Are there other logs I should be looking at? I have mostly focused on Coordinator and overlord logs.
Thanks in advance!
Things I've tried
I’ve tried tweaking the compaction config with different settings, e.g. setting skipOffsetFromLatest to ‘P1W’ or segmentGranularity to ‘DAY’
Updating compactionTaskSlotRatio higher
Updating taskPriority higher
- Druid docs
I can't find anything that seems relevant. The only log which matches a grep of "compact" is this:
[main] org.apache.druid.server.coordinator.duty.CompactSegments - Scheduling compaction with skipLockedIntervals [true]
I’m wondering if you’re running into This policy currently cannot handle the situation when there are a lot of small segments which have the same interval, and their total size exceeds inputSegmentSizeBytes. If it finds such segments, it simply skips them.? I found that when I looked at the Compacting Segments and Segment search policy docs.
I’ll review those docs again. However, since the dataSource in total is < 20mb, and the inputSegmentSizeBytes is approximately 420 mb, I don’t think this is the case. Each segment is < 4KB, and going from hourly to weekly segments should be ~ 4KB/hour * 24hours * 7days = 672 KB as input size, much smaller than ~420mb.
That will be our plan B. We had upgraded to 0.22+ specificially to take advantage of updating segmentGranularity via autocompaction though. I will see if I can reproduce my scenario in in a sandbox and try to figure out if it’s a bug or config issue.
In the quickstart docker environment, I was able to get the auto-compaction to run against a sample of data from this datasource, using the same compaction spec. It must be something unique to our cluster or cluster state. I’ll try to update here what I find.
I took this a bit further this morning, modifying the quickstart docker-compose to include two coordinator/overlords and testing fail-over. It all worked as expected (compaction started & succeeded).
But the ‘smoking gun’ to me is that in the bad cluster lead coordinator, there are no log lines matching grep NewestSegmentFirstIterator.

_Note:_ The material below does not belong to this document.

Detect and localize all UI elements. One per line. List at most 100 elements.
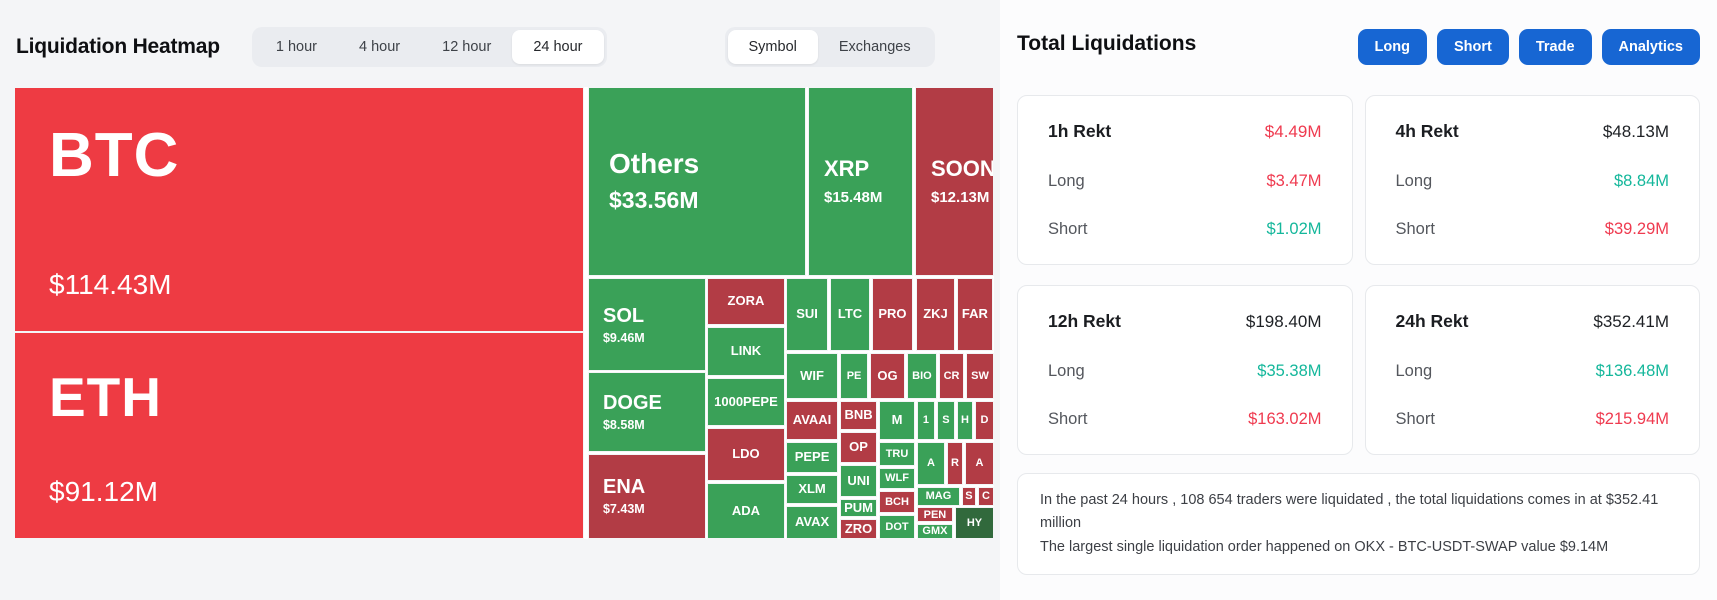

And reviewing more closely, I noticed in the good cluster, both coordinators logged : INFO [main] org.apache.druid.server.coordinator.duty.CompactSegments - Scheduling compaction with skipLockedIntervals [true]
during startup (within a few seconds of each other). In my bad cluster, the current leader never issued this log line during startup or failover, so I guess coordinator.duty.CompactSegments was never running on this coordinator since before compaction specs were issued, hence the stuck in Awaiting First Run status.
Are there any configs / conditions which would cause a coordinator to start up without this duty being scheduled?
I think we will just try restarting coordinators and checking they both emit this log-line.
@Renato_Cron Here was my docker-compose with two coordinators. As mentioned, I couldn’t seem to break it locally the same way I’m experiencing on our deployed cluster. Compaction proceeded each time despite failovers and other hiccups I tried to throw at it.
Yesterday we restarted most of our cluster nodes including coordinators, and still compaction won’t begin.
@gitmstoute I might have managed to reproduce the behavior by following our Quickstart tutorial and selecting hour as the segment granularity? Auto compaction wouldn’t kick off. Let me spin it up again and take a look at the logs.
@Mark_Herrera This seemed to reproduce it for me too! The compaction did not start overnight. The logs look similar to my bad cluster, there are no compaction tasks being launched, NewestSegmentFirstIterator never seems to run.